Член его полустоит, как гуттаперчевый Рой Джонс в своей полурасслабленной кошачьей стойке (эх, жалко, надо было уходить на взлете, пока не превратился во всеобщее посмешище, ведь года три назад мог вбить ничтожество Кальзаге в ринг по плечи, морально уничтожить, не нанеся ни одного по-настоящему хлесткого удара; нет, он единственный, конечно, гений, исполненный великолепного презрения ко всему, что не он, но не было в его карьере одного — преодоления), и когда Сухожилов, поощренный удовлетворенным всхлипом, отрывается, то ему почему-то вдруг хочется постучать набухшим хером по ладони, как собака по полу хвостом. Марина смотрит на него с какой — то мечтательно-узнающей улыбкой: дескать, этого она от него и ждала, а иного быть не могло.

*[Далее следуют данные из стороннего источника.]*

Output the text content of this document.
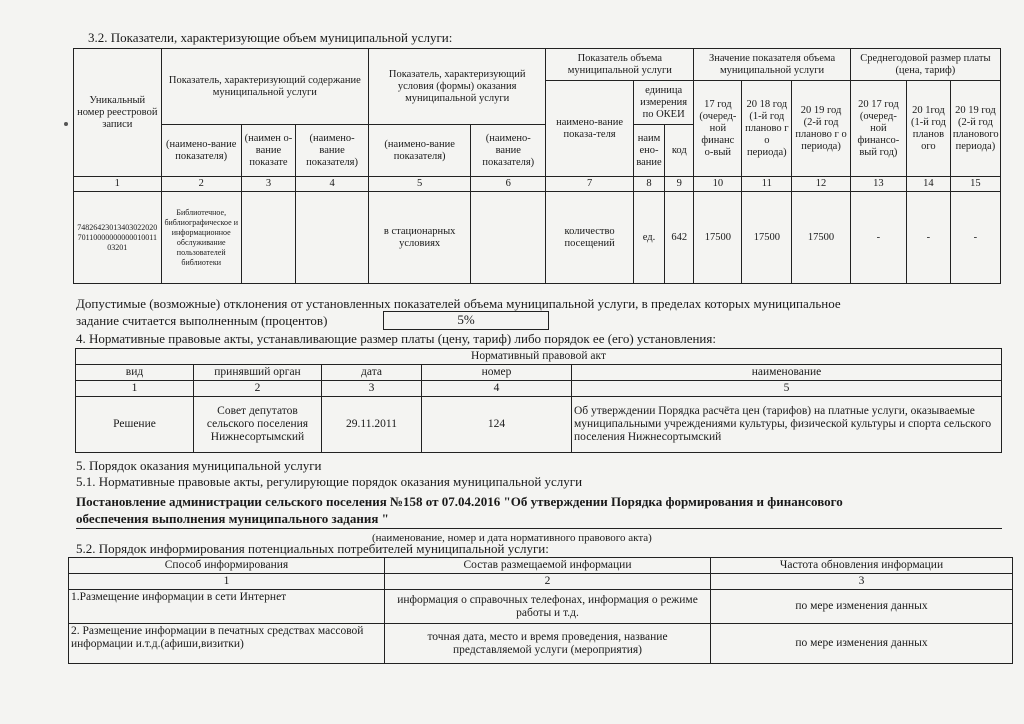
3.2. Показатели, характеризующие объем муниципальной услуги:
Уникальный номер реестровой записи	Показатель, характеризующий содержание муниципальной услуги			Показатель, характеризующий условия (формы) оказания муниципальной услуги		Показатель объема муниципальной услуги			Значение показателя объема муниципальной услуги			Среднегодовой размер платы (цена, тариф)		
						наимено-вание показа-теля	единица измерения по ОКЕИ		17 год (очеред-ной финанс о-вый	20 18 год (1-й год планово г о периода)	20 19 год (2-й год планово г о периода)	20 17 год (очеред-ной финансо-вый год)	20 1год (1-й год планов ого	20 19 год (2-й год планового периода)
	(наимено-вание показателя)	(наимен о-вание показате	(наимено-вание показателя)	(наимено-вание показателя)	(наимено-вание показателя)		наим ено-вание	код						
1	2	3	4	5	6	7	8	9	10	11	12	13	14	15
748264230134030220207011000000000001001103201	Библиотечное, библиографическое и информационное обслуживание пользователей библиотеки			в стационарных условиях		количество посещений	ед.	642	17500	17500	17500	-	-	-
Допустимые (возможные) отклонения от установленных показателей объема муниципальной услуги, в пределах которых муниципальное
задание считается выполненным (процентов)	5%
4. Нормативные правовые акты, устанавливающие размер платы (цену, тариф) либо порядок ее (его) установления:
Нормативный правовой акт				
вид	принявший орган	дата	номер	наименование
1	2	3	4	5
Решение	Совет депутатов сельского поселения Нижнесортымский	29.11.2011	124	Об утверждении Порядка расчёта цен (тарифов) на платные услуги, оказываемые муниципальными учреждениями культуры, физической культуры и спорта сельского поселения Нижнесортымский
5. Порядок оказания муниципальной услуги
5.1. Нормативные правовые акты, регулирующие порядок оказания муниципальной услуги
Постановление администрации сельского поселения №158 от 07.04.2016 "Об утверждении Порядка формирования и финансового
обеспечения выполнения муниципального задания "
(наименование, номер и дата нормативного правового акта)
5.2. Порядок информирования потенциальных потребителей муниципальной услуги:
Способ информирования	Состав размещаемой информации	Частота обновления информации
1	2	3
1.Размещение информации в сети Интернет	информация о справочных телефонах, информация о режиме работы и т.д.	по мере изменения данных
2. Размещение информации в печатных средствах массовой информации и.т.д.(афиши,визитки)	точная дата, место и время проведения, название представляемой услуги (мероприятия)	по мере изменения данных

Интересно, а сколько в современном мире женщин, у которых во рту ничего из инородных штук, кроме ложки, от рождения не побывало? Что, если таких вообще не осталось? При столь стремительно растущем интересе к таким вот упражнениям очень скоро не останется на свете ни одной девчонки… Подвигаясь навстречу размеренным и шершавым толчкам языка, он изучает телевизионный каталог жемчужно-матовых стандартных прелестей. «Золотая стрекоза». Чудовищным усилием достигнутая естественность каждой модели, когда ноги и впалые животы не натираются до масляного блеска в грубом «Фотошопе», а смиренно, бережно подсвечиваются, будто солнцем, словно пламенем свечей, и над каждой золотистой люткой вьется дюжина живых гримеров, парикмахеров, фотографов. «Глянец» в своем предельном развитии есть желание естества, даже воля к натуральному, и уже непредставим без страха повредить пыльцу, без восторгов энтомолога, который обнаружил редкий экземпляр. Глянец жаждет глубины, объема, оглушительной, как цвирканье кузнечиков, одуряющей, как запах свежескошенного сена, достоверност.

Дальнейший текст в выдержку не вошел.